State-backed KQ loan rises by Sh2bn on weak shilling
A State-guaranteed loan tapped by Kenya Airways from the US Export-Import Bank ballooned by Sh2.08 billion in April due to the weakening of the shilling against the dollar, underlining the impact of the wobbly local currency on public debt.
Fresh data from the Treasury shows the US-dollar-denominated debt which was taken over by the State last year hit Sh79.09 billion in April, a 2.7 percent increase from Sh77.01 billion in March.
During the period, the Kenya shilling depreciated against the US dollar by 2.7 percent, the Euro by 3.7 percent, Yen by 1.8 percent, Yuan by 1.9 percent, and Sterling Pound by 3.5 percent.
The national carrier defaulted on part of the $525 million loan from the Private Export Funding Corporation (Pefco), which was guaranteed by the US Exim Bank initially, and later by Kenya.

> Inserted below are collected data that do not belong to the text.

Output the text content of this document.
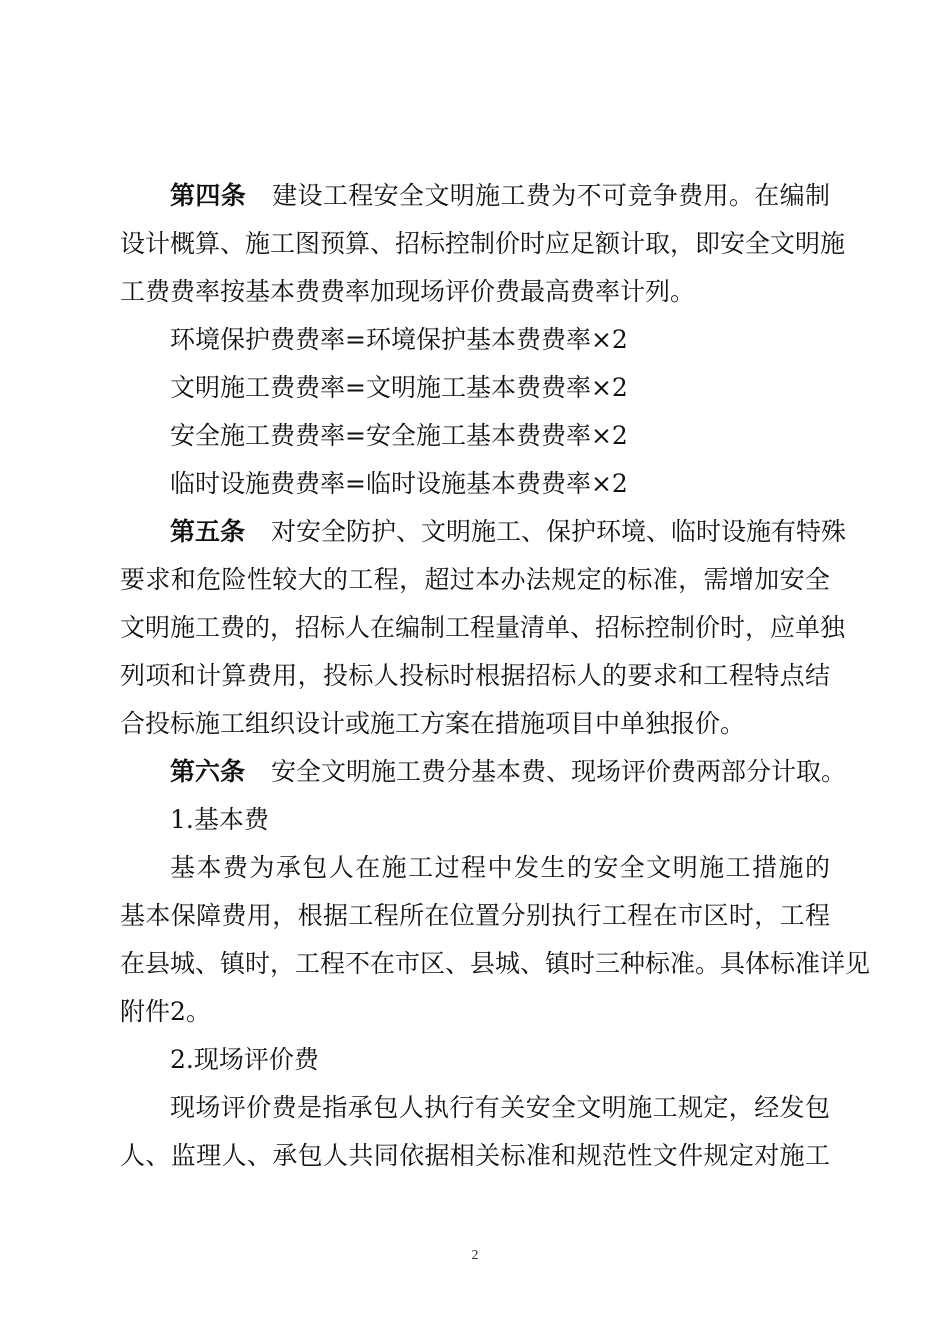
第四条 建设工程安全文明施工费为不可竞争费用。在编制
设计概算、施工图预算、招标控制价时应足额计取，即安全文明施
工费费率按基本费费率加现场评价费最高费率计列。
环境保护费费率=环境保护基本费费率×2
文明施工费费率=文明施工基本费费率×2
安全施工费费率=安全施工基本费费率×2
临时设施费费率=临时设施基本费费率×2
第五条 对安全防护、文明施工、保护环境、临时设施有特殊
要求和危险性较大的工程，超过本办法规定的标准，需增加安全
文明施工费的，招标人在编制工程量清单、招标控制价时，应单独
列项和计算费用，投标人投标时根据招标人的要求和工程特点结
合投标施工组织设计或施工方案在措施项目中单独报价。
第六条 安全文明施工费分基本费、现场评价费两部分计取。
1.基本费
基本费为承包人在施工过程中发生的安全文明施工措施的
基本保障费用，根据工程所在位置分别执行工程在市区时，工程
在县城、镇时，工程不在市区、县城、镇时三种标准。具体标准详见
附件2。
2.现场评价费
现场评价费是指承包人执行有关安全文明施工规定，经发包
人、监理人、承包人共同依据相关标准和规范性文件规定对施工
2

The KQ loan was a 12-year facility originally provided by Citi Bank and JP Morgan before Pefco took it over, with the US Exim Bank and the Kenyan government joining as guarantors.

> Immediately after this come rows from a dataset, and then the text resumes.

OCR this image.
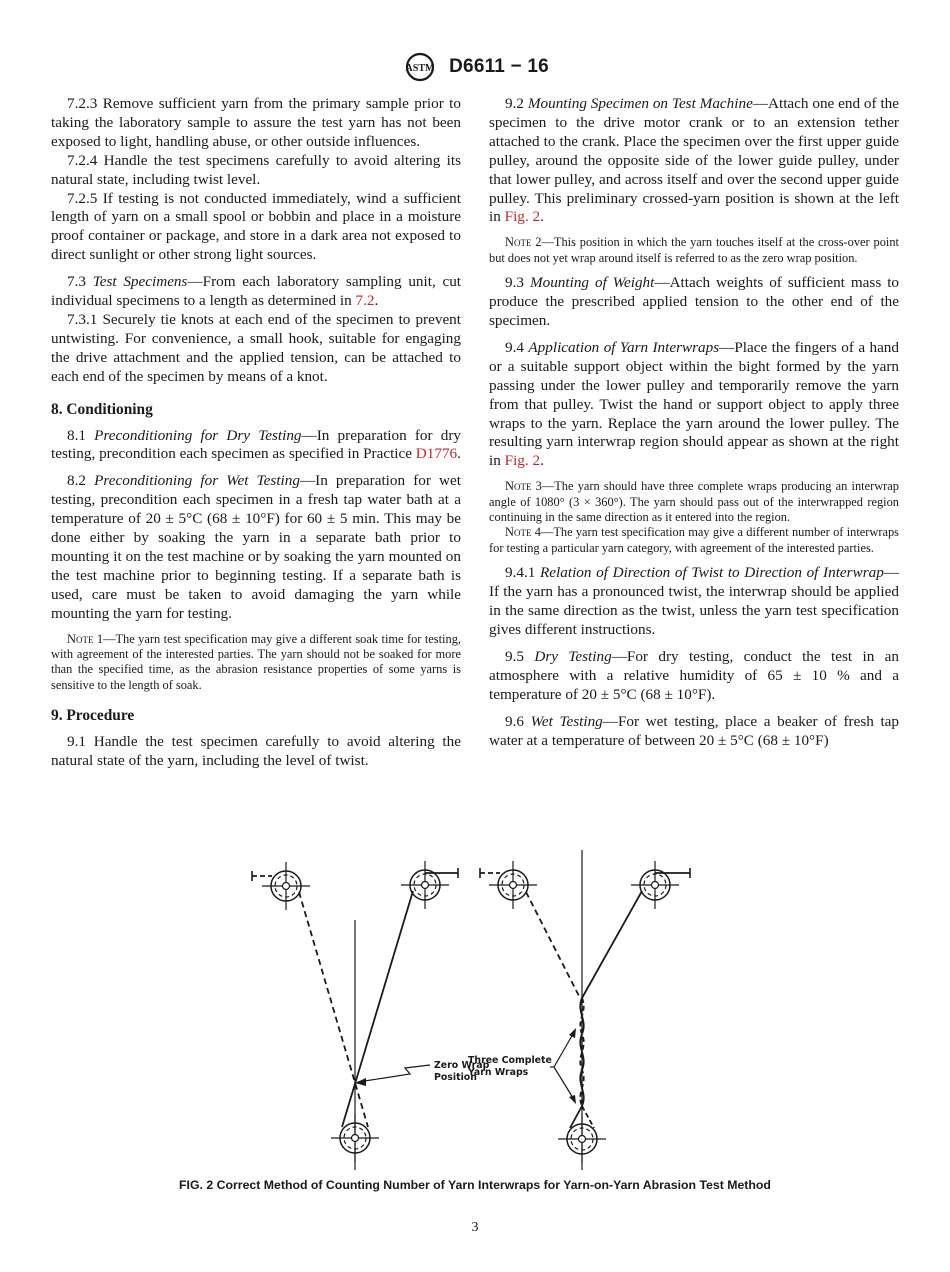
ASTM D6611 − 16

7.2.3 Remove sufficient yarn from the primary sample prior to taking the laboratory sample to assure the test yarn has not been exposed to light, handling abuse, or other outside influences.

7.2.4 Handle the test specimens carefully to avoid altering its natural state, including twist level.

7.2.5 If testing is not conducted immediately, wind a sufficient length of yarn on a small spool or bobbin and place in a moisture proof container or package, and store in a dark area not exposed to direct sunlight or other strong light sources.

7.3 Test Specimens—From each laboratory sampling unit, cut individual specimens to a length as determined in 7.2.

7.3.1 Securely tie knots at each end of the specimen to prevent untwisting. For convenience, a small hook, suitable for engaging the drive attachment and the applied tension, can be attached to each end of the specimen by means of a knot.

8. Conditioning

8.1 Preconditioning for Dry Testing—In preparation for dry testing, precondition each specimen as specified in Practice D1776.

8.2 Preconditioning for Wet Testing—In preparation for wet testing, precondition each specimen in a fresh tap water bath at a temperature of 20 ± 5°C (68 ± 10°F) for 60 ± 5 min. This may be done either by soaking the yarn in a separate bath prior to mounting it on the test machine or by soaking the yarn mounted on the test machine prior to beginning testing. If a separate bath is used, care must be taken to avoid damaging the yarn while mounting the yarn for testing.

Note 1—The yarn test specification may give a different soak time for testing, with agreement of the interested parties. The yarn should not be soaked for more than the specified time, as the abrasion resistance properties of some yarns is sensitive to the length of soak.
9. Procedure

9.1 Handle the test specimen carefully to avoid altering the natural state of the yarn, including the level of twist.

9.2 Mounting Specimen on Test Machine—Attach one end of the specimen to the drive motor crank or to an extension tether attached to the crank. Place the specimen over the first upper guide pulley, around the opposite side of the lower guide pulley, under that lower pulley, and across itself and over the second upper guide pulley. This preliminary crossed-yarn position is shown at the left in Fig. 2.

Note 2—This position in which the yarn touches itself at the cross-over point but does not yet wrap around itself is referred to as the zero wrap position.

9.3 Mounting of Weight—Attach weights of sufficient mass to produce the prescribed applied tension to the other end of the specimen.

9.4 Application of Yarn Interwraps—Place the fingers of a hand or a suitable support object within the bight formed by the yarn passing under the lower pulley and temporarily remove the yarn from that pulley. Twist the hand or support object to apply three wraps to the yarn. Replace the yarn around the lower pulley. The resulting yarn interwrap region should appear as shown at the right in Fig. 2.

Note 3—The yarn should have three complete wraps producing an interwrap angle of 1080° (3 × 360°). The yarn should pass out of the interwrapped region continuing in the same direction as it entered into the region.
Note 4—The yarn test specification may give a different number of interwraps for testing a particular yarn category, with agreement of the interested parties.

9.4.1 Relation of Direction of Twist to Direction of Interwrap—If the yarn has a pronounced twist, the interwrap should be applied in the same direction as the twist, unless the yarn test specification gives different instructions.

9.5 Dry Testing—For dry testing, conduct the test in an atmosphere with a relative humidity of 65 ± 10 % and a temperature of 20 ± 5°C (68 ± 10°F).

9.6 Wet Testing—For wet testing, place a beaker of fresh tap water at a temperature of between 20 ± 5°C (68 ± 10°F)

Zero Wrap
Position
Three Complete
Yarn Wraps
FIG. 2 Correct Method of Counting Number of Yarn Interwraps for Yarn-on-Yarn Abrasion Test Method
3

The airline took out a loan in 2017 to buy aircraft but defaulted on repaying it after facing financial difficulties, forcing the government to take over the repayment as part of its guarantee.
In the three months to March, the government paid Sh7.3 billion after the US Exim Bank handed a default notice to Kenya following the delayed payment of the guaranteed loan.

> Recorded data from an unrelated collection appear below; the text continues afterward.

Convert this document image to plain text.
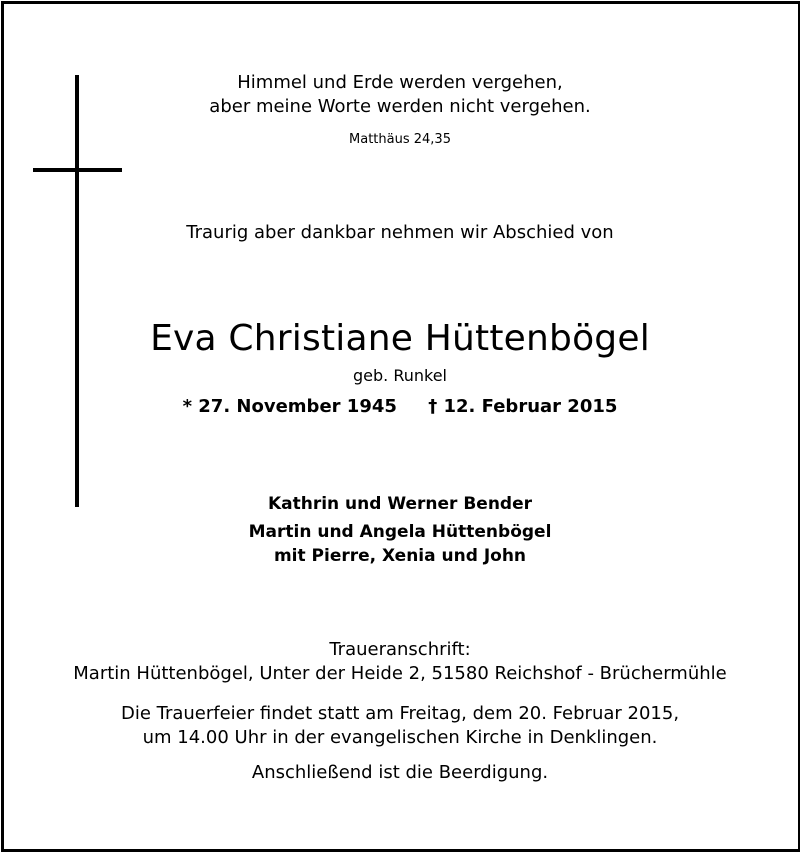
Himmel und Erde werden vergehen,
aber meine Worte werden nicht vergehen.
Matthäus 24,35
Traurig aber dankbar nehmen wir Abschied von
Eva Christiane Hüttenbögel
geb. Runkel
* 27. November 1945 † 12. Februar 2015
Kathrin und Werner Bender
Martin und Angela Hüttenbögel
mit Pierre, Xenia und John
Traueranschrift:
Martin Hüttenbögel, Unter der Heide 2, 51580 Reichshof - Brüchermühle
Die Trauerfeier findet statt am Freitag, dem 20. Februar 2015,
um 14.00 Uhr in der evangelischen Kirche in Denklingen.
Anschließend ist die Beerdigung.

The fluctuation of the shilling is, however, taking a toll on the country’s external debt servicing costs, with Kenya’s public and publicly guaranteed debt denominated in the aforementioned five major currencies.
Overall, the government’s external debt stock increased by Sh241.41 billion from Sh4.851 trillion in March 2023 to Sh5.092 trillion in April 2023.
“This was attributed to disbursements made during the month and the exchange rate depreciation,” said the Treasury.
KQ more than doubled its loss from Sh15.87 billion to Sh38.26 billion for the financial year ended December 2022.
This comes at a time the International Monetary Fund (IMF) is pushing for drastic reforms at the company to wean the airline off government bailouts by December this year to reduce the burden on taxpayers.
The IMF insists the optimal strategy for turning around the struggling airline should be based on the least cost to the exchequer.
“While KQ made progress under its business reorientation plan with a focus on cost savings (for example, fleet and route optimisation, other cost management), it faced difficulty in negotiating the collective bargaining agreements. The authorities are seeking Cabinet advice on an optimal strategy on KQ with the least fiscal impact to the government,” said the IMF last week.